You slip the mail into the boxes on the same roads every day and listen mostly to the sound of your feet on the pavement and the cars driving by and the dogs that bark when they sense you’re nearby. The dogs always know. Sometimes you act like a burglar and try to be as inconspicuous as possible. You might go undetected by the humans, but the dogs never let you pass with a good yelling-at. You deserve it. That’s why you carry the treats: you deserve their anger, but you’re not above trying to make peace. 

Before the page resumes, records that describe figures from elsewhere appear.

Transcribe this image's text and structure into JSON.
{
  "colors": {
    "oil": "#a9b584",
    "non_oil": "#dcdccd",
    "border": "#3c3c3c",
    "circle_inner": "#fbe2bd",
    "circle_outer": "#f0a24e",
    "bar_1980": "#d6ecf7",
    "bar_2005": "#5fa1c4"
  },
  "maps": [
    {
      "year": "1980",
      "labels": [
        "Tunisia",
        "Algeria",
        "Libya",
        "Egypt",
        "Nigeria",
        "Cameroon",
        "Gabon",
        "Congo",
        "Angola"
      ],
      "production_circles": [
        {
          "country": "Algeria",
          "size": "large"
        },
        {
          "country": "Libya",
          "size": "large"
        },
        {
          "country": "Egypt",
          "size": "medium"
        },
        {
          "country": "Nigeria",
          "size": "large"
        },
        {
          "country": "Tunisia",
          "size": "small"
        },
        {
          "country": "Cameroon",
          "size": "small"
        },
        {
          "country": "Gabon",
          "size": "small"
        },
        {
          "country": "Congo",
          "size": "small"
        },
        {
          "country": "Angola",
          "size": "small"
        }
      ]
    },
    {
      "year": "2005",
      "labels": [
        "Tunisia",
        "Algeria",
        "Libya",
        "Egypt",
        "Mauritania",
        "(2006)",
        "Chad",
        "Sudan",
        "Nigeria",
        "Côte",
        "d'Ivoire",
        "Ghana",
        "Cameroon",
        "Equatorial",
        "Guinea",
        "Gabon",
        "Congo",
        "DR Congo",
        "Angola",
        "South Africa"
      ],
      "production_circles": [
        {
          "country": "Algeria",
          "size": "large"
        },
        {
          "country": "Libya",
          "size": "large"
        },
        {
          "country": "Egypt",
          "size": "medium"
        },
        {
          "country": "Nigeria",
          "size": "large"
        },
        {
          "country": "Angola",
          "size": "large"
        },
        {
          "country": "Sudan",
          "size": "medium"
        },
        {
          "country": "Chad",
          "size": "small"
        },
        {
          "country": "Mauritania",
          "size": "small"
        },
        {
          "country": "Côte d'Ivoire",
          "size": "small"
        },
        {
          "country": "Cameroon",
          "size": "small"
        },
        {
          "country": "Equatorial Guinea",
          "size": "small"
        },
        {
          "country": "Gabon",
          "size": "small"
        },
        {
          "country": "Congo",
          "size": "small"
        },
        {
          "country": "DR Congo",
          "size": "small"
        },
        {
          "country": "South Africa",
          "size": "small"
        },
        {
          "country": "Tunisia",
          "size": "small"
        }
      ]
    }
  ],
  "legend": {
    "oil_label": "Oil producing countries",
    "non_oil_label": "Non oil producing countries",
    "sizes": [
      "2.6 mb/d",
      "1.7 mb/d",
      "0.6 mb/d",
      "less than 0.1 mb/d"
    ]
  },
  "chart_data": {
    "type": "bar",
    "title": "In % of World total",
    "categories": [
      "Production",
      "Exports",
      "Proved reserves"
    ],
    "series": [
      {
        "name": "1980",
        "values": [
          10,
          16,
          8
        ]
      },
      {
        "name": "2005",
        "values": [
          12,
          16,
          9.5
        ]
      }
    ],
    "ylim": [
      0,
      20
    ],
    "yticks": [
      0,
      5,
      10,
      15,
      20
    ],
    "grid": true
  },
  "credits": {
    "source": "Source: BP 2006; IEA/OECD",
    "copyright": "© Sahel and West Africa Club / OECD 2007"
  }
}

Some days you bring Bluetooth headphones and listen to voicemails you’ve saved on your phone just to hear the sound of her voice telling you Benny’s graduation is at 3 pm, don’t be late or it’ll ruin the entire day and you wouldn’t want that on your conscience, would you? Or the sound of your daughter wishing you a happy Father’s Day, the one time she called. You were in the store buying a carton of milk and some granola at the time, reading the ingredient label to find one that didn’t list sugar first. You heard the voicemail and called back from your car. She didn’t answer, but to this day you pretend she did. You pretend a lot of things. Like: you don’t mind the spots of black mold growing on the ceiling of your bathroom. Or: it’s ok that you lied about keeping the small gold hoop earrings your ex-wife wore daily for years when she asked you repeatedly if you’d seen them. You had palmed them off the dresser out of spite the day she made you leave. Over time, their significance shifted. Now they’re little worry stones you carry in your pocket, your thumb rubbing the smooth curve of the hoops as you walk your route. They always feel warm, like the gold has a pulse. Or like they remember hers.